Phone searches when entering the U.S.

On December 3, 2018 the Office of the Inspector General (OIG) published the findings of its audit of U.S. Customs and Border Protections’ searches of electronic devices at U.S. ports of entry. The OIG found that officers were inadequately supervised to ensure that searches were properly documented. As a result, the OIG further found that officers “cannot maintain accurate quantitative data or identify and address performance problems related to these searches.”

Additionally, the OIG found that CBP’s technology was inadequately managed “to effectively support search operations and ensure the security of data.”

When a traveler’s device is searched, CBP first conducts a “manual search,” which involves an officer using the device to observe any data stored on it. An “advanced search” is more thorough, involving a specially trained officer and external equipment connected to a traveler’s device. The external equipment copies the information stored on the device and a CBP officer then uses this information to search the “Automated Targeting System” (a CBP database).

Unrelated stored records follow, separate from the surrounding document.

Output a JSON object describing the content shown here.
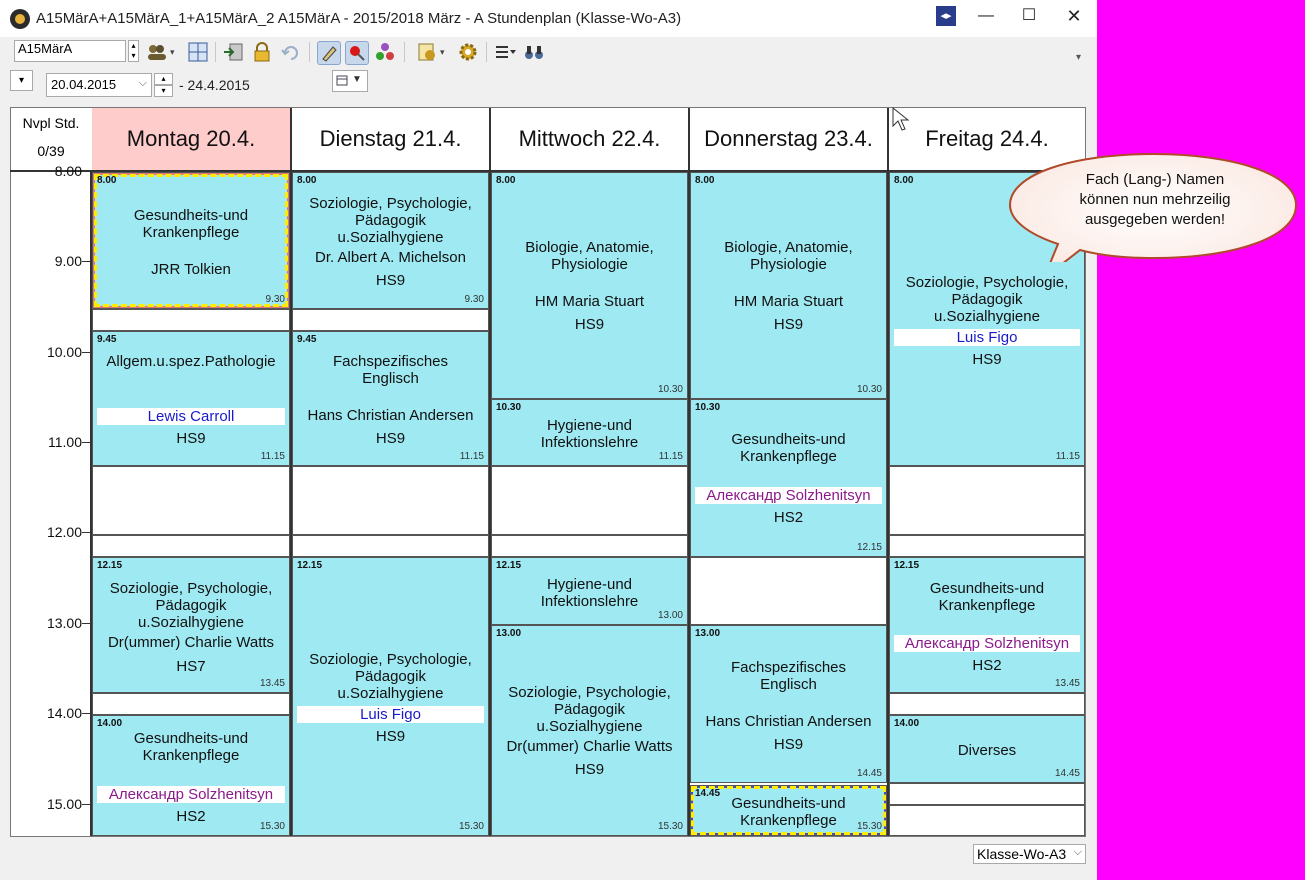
{
  "window": {
    "title": "A15MärA+A15MärA_1+A15MärA_2 A15MärA - 2015/2018 März - A  Stundenplan  (Klasse-Wo-A3)",
    "minimize": "—",
    "maximize": "☐",
    "close": "✕",
    "split": "◂▸"
  },
  "toolbar": {
    "class_select_value": "A15MärA",
    "overflow": "▾"
  },
  "datebar": {
    "menu": "▾",
    "date_from": "20.04.2015",
    "date_to": "- 24.4.2015",
    "spin_up": "▴",
    "spin_down": "▾"
  },
  "grid": {
    "corner_label": "Nvpl Std.",
    "corner_count": "0/39",
    "days": [
      "Montag 20.4.",
      "Dienstag 21.4.",
      "Mittwoch 22.4.",
      "Donnerstag 23.4.",
      "Freitag 24.4."
    ],
    "times": [
      "8.00",
      "9.00",
      "10.00",
      "11.00",
      "12.00",
      "13.00",
      "14.00",
      "15.00"
    ]
  },
  "lessons": {
    "mo1": {
      "start": "8.00",
      "end": "9.30",
      "subject": [
        "Gesundheits-und",
        "Krankenpflege"
      ],
      "teacher": "JRR Tolkien"
    },
    "mo2": {
      "start": "9.45",
      "end": "11.15",
      "subject": [
        "Allgem.u.spez.Pathologie"
      ],
      "teacher": "Lewis Carroll",
      "room": "HS9"
    },
    "mo3": {
      "start": "12.15",
      "end": "13.45",
      "subject": [
        "Soziologie, Psychologie,",
        "Pädagogik",
        "u.Sozialhygiene"
      ],
      "teacher": "Dr(ummer) Charlie Watts",
      "room": "HS7"
    },
    "mo4": {
      "start": "14.00",
      "end": "15.30",
      "subject": [
        "Gesundheits-und",
        "Krankenpflege"
      ],
      "teacher": "Александр Solzhenitsyn",
      "room": "HS2"
    },
    "di1": {
      "start": "8.00",
      "end": "9.30",
      "subject": [
        "Soziologie, Psychologie,",
        "Pädagogik",
        "u.Sozialhygiene"
      ],
      "teacher": "Dr. Albert A. Michelson",
      "room": "HS9"
    },
    "di2": {
      "start": "9.45",
      "end": "11.15",
      "subject": [
        "Fachspezifisches",
        "Englisch"
      ],
      "teacher": "Hans Christian Andersen",
      "room": "HS9"
    },
    "di3": {
      "start": "12.15",
      "end": "15.30",
      "subject": [
        "Soziologie, Psychologie,",
        "Pädagogik",
        "u.Sozialhygiene"
      ],
      "teacher": "Luis Figo",
      "room": "HS9"
    },
    "mi1": {
      "start": "8.00",
      "end": "10.30",
      "subject": [
        "Biologie, Anatomie,",
        "Physiologie"
      ],
      "teacher": "HM Maria Stuart",
      "room": "HS9"
    },
    "mi2": {
      "start": "10.30",
      "end": "11.15",
      "subject": [
        "Hygiene-und",
        "Infektionslehre"
      ]
    },
    "mi3": {
      "start": "12.15",
      "end": "13.00",
      "subject": [
        "Hygiene-und",
        "Infektionslehre"
      ]
    },
    "mi4": {
      "start": "13.00",
      "end": "15.30",
      "subject": [
        "Soziologie, Psychologie,",
        "Pädagogik",
        "u.Sozialhygiene"
      ],
      "teacher": "Dr(ummer) Charlie Watts",
      "room": "HS9"
    },
    "do1": {
      "start": "8.00",
      "end": "10.30",
      "subject": [
        "Biologie, Anatomie,",
        "Physiologie"
      ],
      "teacher": "HM Maria Stuart",
      "room": "HS9"
    },
    "do2": {
      "start": "10.30",
      "end": "12.15",
      "subject": [
        "Gesundheits-und",
        "Krankenpflege"
      ],
      "teacher": "Александр Solzhenitsyn",
      "room": "HS2"
    },
    "do3": {
      "start": "13.00",
      "end": "14.45",
      "subject": [
        "Fachspezifisches",
        "Englisch"
      ],
      "teacher": "Hans Christian Andersen",
      "room": "HS9"
    },
    "do4": {
      "start": "14.45",
      "end": "15.30",
      "subject": [
        "Gesundheits-und",
        "Krankenpflege"
      ]
    },
    "fr1": {
      "start": "8.00",
      "end": "11.15",
      "subject": [
        "Soziologie, Psychologie,",
        "Pädagogik",
        "u.Sozialhygiene"
      ],
      "teacher": "Luis Figo",
      "room": "HS9"
    },
    "fr2": {
      "start": "12.15",
      "end": "13.45",
      "subject": [
        "Gesundheits-und",
        "Krankenpflege"
      ],
      "teacher": "Александр Solzhenitsyn",
      "room": "HS2"
    },
    "fr3": {
      "start": "14.00",
      "end": "14.45",
      "subject": [
        "Diverses"
      ]
    }
  },
  "callout": {
    "lines": [
      "Fach (Lang-) Namen",
      "können nun mehrzeilig",
      "ausgegeben werden!"
    ]
  },
  "status": {
    "view_select_value": "Klasse-Wo-A3"
  },
  "colors": {
    "lesson_bg": "#9fe9f2",
    "today_header": "#ffcccc",
    "teacher_blue": "#1a1acc",
    "teacher_purple": "#8b1a8b",
    "desktop_bg": "#ff00ff",
    "selection_dash": "#ffee00"
  }
}
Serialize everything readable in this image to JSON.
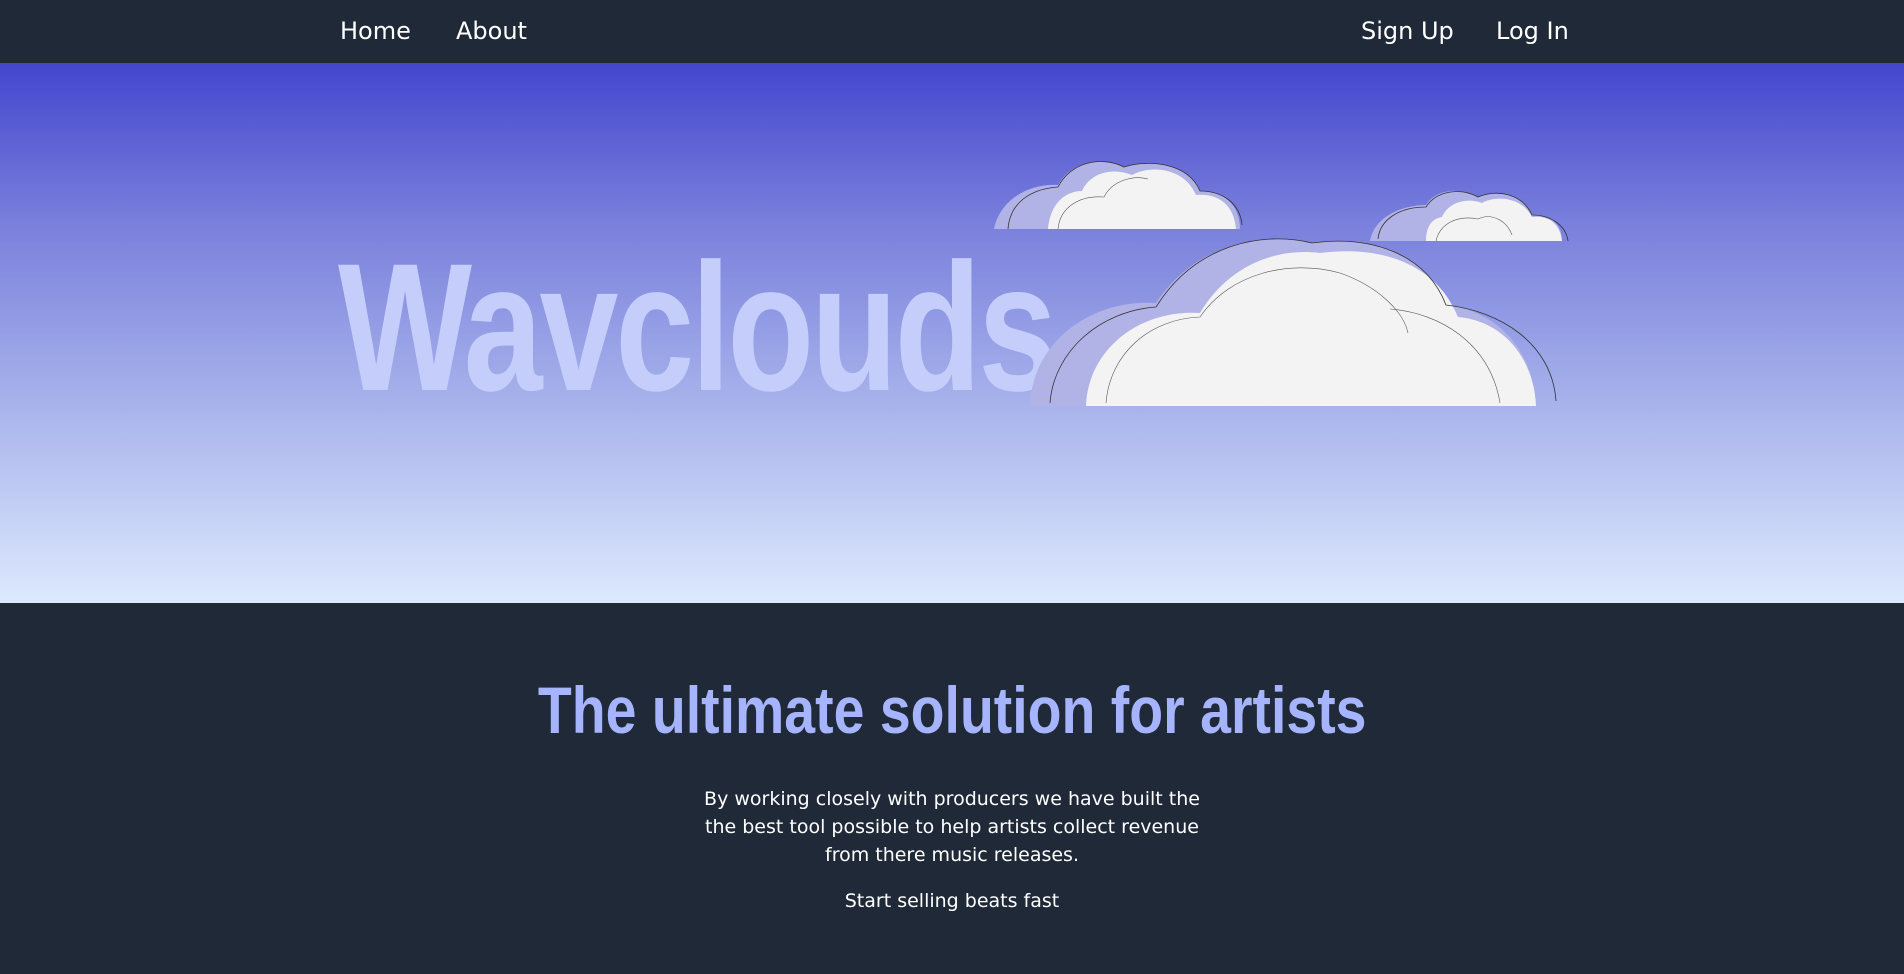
{
  "nav": {
    "home_label": "Home",
    "about_label": "About",
    "signup_label": "Sign Up",
    "login_label": "Log In"
  },
  "hero": {
    "title": "Wavclouds",
    "clouds": [
      "cloud-icon",
      "cloud-icon",
      "cloud-icon"
    ]
  },
  "content": {
    "tagline": "The ultimate solution for artists",
    "description": "By working closely with producers we have built the the best tool possible to help artists collect revenue from there music releases.",
    "cta": "Start selling beats fast"
  },
  "colors": {
    "nav_bg": "#1f2937",
    "hero_top": "#4346ce",
    "hero_bottom": "#dde9fd",
    "hero_title": "#c5cefb",
    "tagline": "#a5b4fc",
    "cloud_fill": "#f3f3f3",
    "cloud_shadow": "#b1b2e6"
  }
}
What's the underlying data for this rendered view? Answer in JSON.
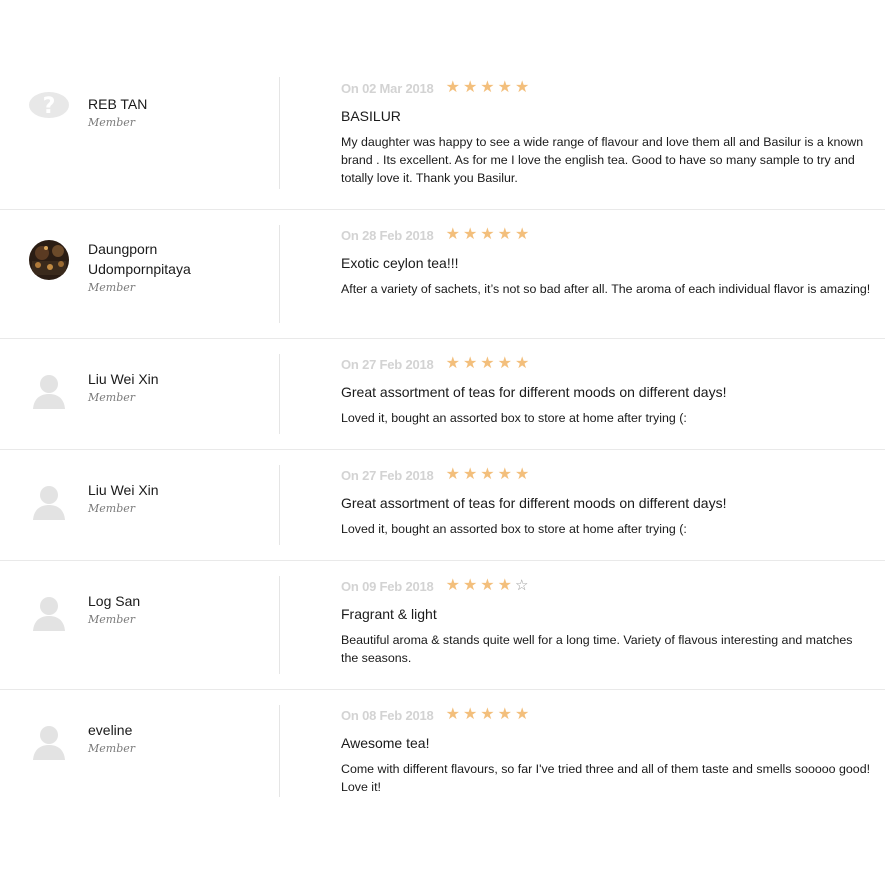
{
  "reviews": [
    {
      "name": "REB TAN",
      "role": "Member",
      "avatar": "question-mark-avatar",
      "date": "On 02 Mar 2018",
      "rating": 5,
      "title": "BASILUR",
      "text": "My daughter was happy to see a wide range of flavour and love them all and Basilur is a known brand . Its excellent. As for me I love the english tea. Good to have so many sample to try and totally love it. Thank you Basilur."
    },
    {
      "name": "Daungporn Udompornpitaya",
      "role": "Member",
      "avatar": "photo-avatar",
      "date": "On 28 Feb 2018",
      "rating": 5,
      "title": "Exotic ceylon tea!!!",
      "text": "After a variety of sachets, it’s not so bad after all. The aroma of each individual flavor is amazing!"
    },
    {
      "name": "Liu Wei Xin",
      "role": "Member",
      "avatar": "default-user-avatar",
      "date": "On 27 Feb 2018",
      "rating": 5,
      "title": "Great assortment of teas for different moods on different days!",
      "text": "Loved it, bought an assorted box to store at home after trying (:"
    },
    {
      "name": "Liu Wei Xin",
      "role": "Member",
      "avatar": "default-user-avatar",
      "date": "On 27 Feb 2018",
      "rating": 5,
      "title": "Great assortment of teas for different moods on different days!",
      "text": "Loved it, bought an assorted box to store at home after trying (:"
    },
    {
      "name": "Log San",
      "role": "Member",
      "avatar": "default-user-avatar",
      "date": "On 09 Feb 2018",
      "rating": 4,
      "title": "Fragrant & light",
      "text": "Beautiful aroma & stands quite well for a long time. Variety of flavous interesting and matches the seasons."
    },
    {
      "name": "eveline",
      "role": "Member",
      "avatar": "default-user-avatar",
      "date": "On 08 Feb 2018",
      "rating": 5,
      "title": "Awesome tea!",
      "text": "Come with different flavours, so far I've tried three and all of them taste and smells sooooo good! Love it!"
    }
  ],
  "colors": {
    "star_filled": "#f3bf7c",
    "star_empty": "#999999",
    "date": "#d3d3d3",
    "divider": "#e9e9e9"
  }
}
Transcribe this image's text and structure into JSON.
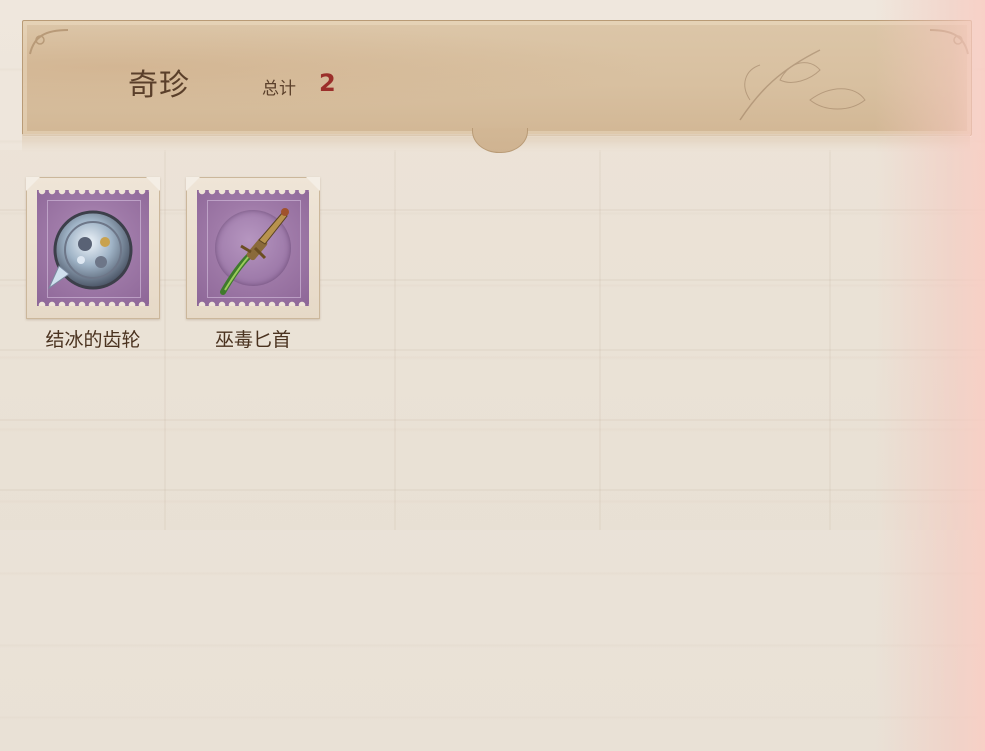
{
  "header": {
    "title": "奇珍",
    "total_label": "总计",
    "total_value": "2"
  },
  "items": [
    {
      "name": "结冰的齿轮",
      "icon": "frozen-gear-icon"
    },
    {
      "name": "巫毒匕首",
      "icon": "voodoo-dagger-icon"
    }
  ],
  "colors": {
    "title": "#5a3f2a",
    "total_value": "#9b2f2a",
    "stamp_purple": "#9f7aa8",
    "background": "#ebe3d8"
  }
}
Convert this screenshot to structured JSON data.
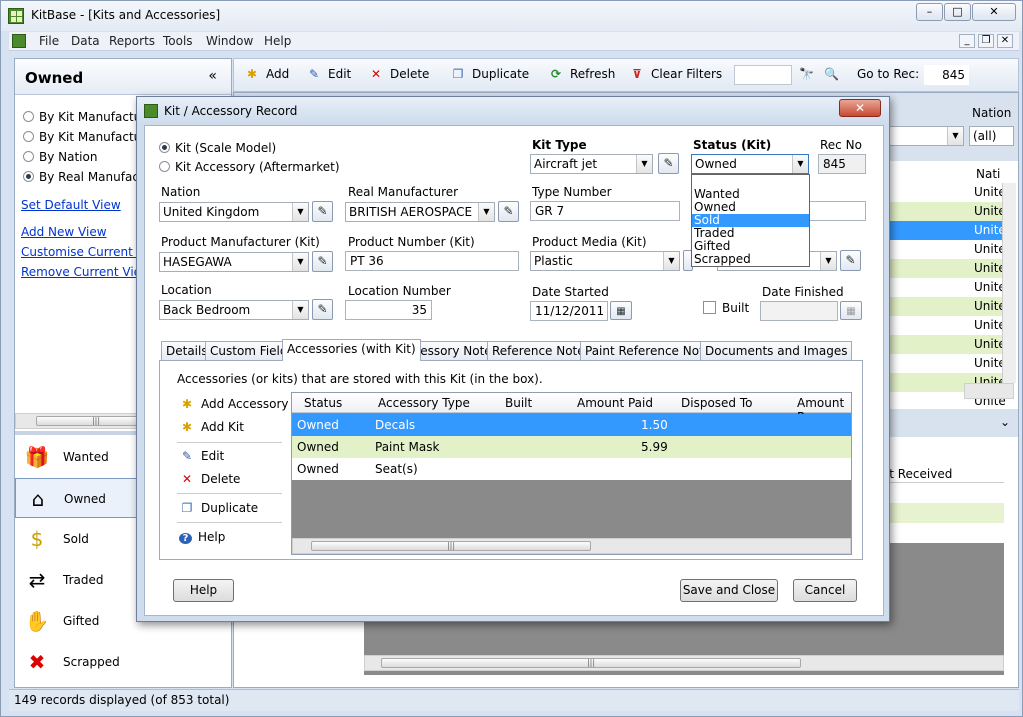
{
  "app": {
    "title": "KitBase - [Kits and Accessories]",
    "window_controls": {
      "minimize": "–",
      "maximize": "□",
      "close": "✕"
    }
  },
  "menu": [
    "File",
    "Data",
    "Reports",
    "Tools",
    "Window",
    "Help"
  ],
  "left_panel": {
    "title": "Owned",
    "collapse": "«",
    "views": [
      {
        "label": "By Kit Manufacturer",
        "selected": false
      },
      {
        "label": "By Kit Manufacturer",
        "selected": false
      },
      {
        "label": "By Nation",
        "selected": false
      },
      {
        "label": "By Real Manufacturer",
        "selected": true
      }
    ],
    "links": [
      "Set Default View",
      "Add New View",
      "Customise Current View",
      "Remove Current View"
    ],
    "nav": [
      {
        "label": "Wanted",
        "icon": "gift-icon"
      },
      {
        "label": "Owned",
        "icon": "house-icon"
      },
      {
        "label": "Sold",
        "icon": "sold-icon"
      },
      {
        "label": "Traded",
        "icon": "traded-icon"
      },
      {
        "label": "Gifted",
        "icon": "gifted-icon"
      },
      {
        "label": "Scrapped",
        "icon": "scrapped-icon"
      }
    ]
  },
  "toolbar": {
    "add": "Add",
    "edit": "Edit",
    "delete": "Delete",
    "duplicate": "Duplicate",
    "refresh": "Refresh",
    "clear_filters": "Clear Filters",
    "goto_label": "Go to Rec:",
    "goto_value": "845"
  },
  "background_grid": {
    "nation_label": "Nation",
    "nation_filter": "(all)",
    "col_header": "Nati",
    "cells": [
      "Unite",
      "Unite",
      "Unite",
      "Unite",
      "Unite",
      "Unite",
      "Unite",
      "Unite",
      "Unite",
      "Unite",
      "Unite",
      "Unite"
    ],
    "lower_header": "unt Received"
  },
  "status": {
    "text": "149 records displayed (of 853 total)"
  },
  "dialog": {
    "title": "Kit / Accessory Record",
    "close": "✕",
    "type_kit": "Kit (Scale Model)",
    "type_accessory": "Kit Accessory (Aftermarket)",
    "kit_type_label": "Kit Type",
    "kit_type_value": "Aircraft jet",
    "status_label": "Status (Kit)",
    "status_value": "Owned",
    "status_options": [
      "Wanted",
      "Owned",
      "Sold",
      "Traded",
      "Gifted",
      "Scrapped"
    ],
    "status_selected_option": "Sold",
    "rec_no_label": "Rec No",
    "rec_no_value": "845",
    "nation_label": "Nation",
    "nation_value": "United Kingdom",
    "real_mfr_label": "Real Manufacturer",
    "real_mfr_value": "BRITISH AEROSPACE",
    "type_number_label": "Type Number",
    "type_number_value": "GR 7",
    "prod_mfr_label": "Product Manufacturer (Kit)",
    "prod_mfr_value": "HASEGAWA",
    "prod_number_label": "Product Number (Kit)",
    "prod_number_value": "PT 36",
    "media_label": "Product Media (Kit)",
    "media_value": "Plastic",
    "location_label": "Location",
    "location_value": "Back Bedroom",
    "location_number_label": "Location Number",
    "location_number_value": "35",
    "date_started_label": "Date Started",
    "date_started_value": "11/12/2011",
    "built_label": "Built",
    "date_finished_label": "Date Finished",
    "tabs": [
      "Details",
      "Custom Fields",
      "Accessories (with Kit)",
      "Accessory Notes",
      "Reference Notes",
      "Paint Reference Notes",
      "Documents and Images"
    ],
    "active_tab": "Accessories (with Kit)",
    "accessories_caption": "Accessories (or kits) that are stored with this Kit (in the box).",
    "actions": [
      "Add Accessory",
      "Add Kit",
      "Edit",
      "Delete",
      "Duplicate",
      "Help"
    ],
    "grid_columns": [
      "Status",
      "Accessory Type",
      "Built",
      "Amount Paid",
      "Disposed To",
      "Amount Re"
    ],
    "grid_rows": [
      {
        "status": "Owned",
        "type": "Decals",
        "amount": "1.50"
      },
      {
        "status": "Owned",
        "type": "Paint Mask",
        "amount": "5.99"
      },
      {
        "status": "Owned",
        "type": "Seat(s)",
        "amount": ""
      }
    ],
    "help_button": "Help",
    "save_button": "Save and Close",
    "cancel_button": "Cancel"
  }
}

Two details in the OIG’s report are particularly alarming. First, CBP uses thumb drives to store your data (which is supposed to be deleted). The OIG described the data mirroring procedure for advanced searches. First, the external device is connected to the travelers device to make a copy. Then, a thumb drive is connected to the external device to make another copy. An officer then transfers the thumb drive to a PC and uses the data to search the Automated Targeting System.

At three out of five ports of entry that the OIG inspected, it found that data remained on CBP’s thumb drives even though it should have been deleted after the search. Frighteningly absent from the OIG’s report is any discussion of an inventory system for these thumb drives. The audit report simply contains no discussion of whether and how CBP tracks the thumb drives that it uses for imaging and searching a traveler’s device.

Second, CBP allowed its “DOMEX” software licensing agreement to lapse, according to CBP’s response. “DOMEX” (for those, like me, who don’t know) stands for “document and media exploitation.” The Department of Justice has a procedural summary of document and media exploitation, if you are interested in what CBP’s software does with your data.

According to an officer that the OIG interviewed “there is no dedicated funding for external equipment.” This same officer told the OIG that “due to the lack of dedicated funding and the combination of budgetary issues and other funding priorities, the initial vendor estimate for the purchase expired.” As a result this officer had to obtain another vendor estimate “which caused a delay in promptly submitting the license renewal documentation.”

In summary, the OIG’s findings suggest the possibility that if your device is subject to an advanced search, it will be copied to a thumb drive, even though CBP can’t even run the search because the software licensing agreement has lapsed. The thumb drive storing your (and criminals’) data can simply disappear without accountability.

According to an “April 2015 memorandum, an OFO officer may only conduct an advanced search if the traveler [REDACTED].” Consents to the search?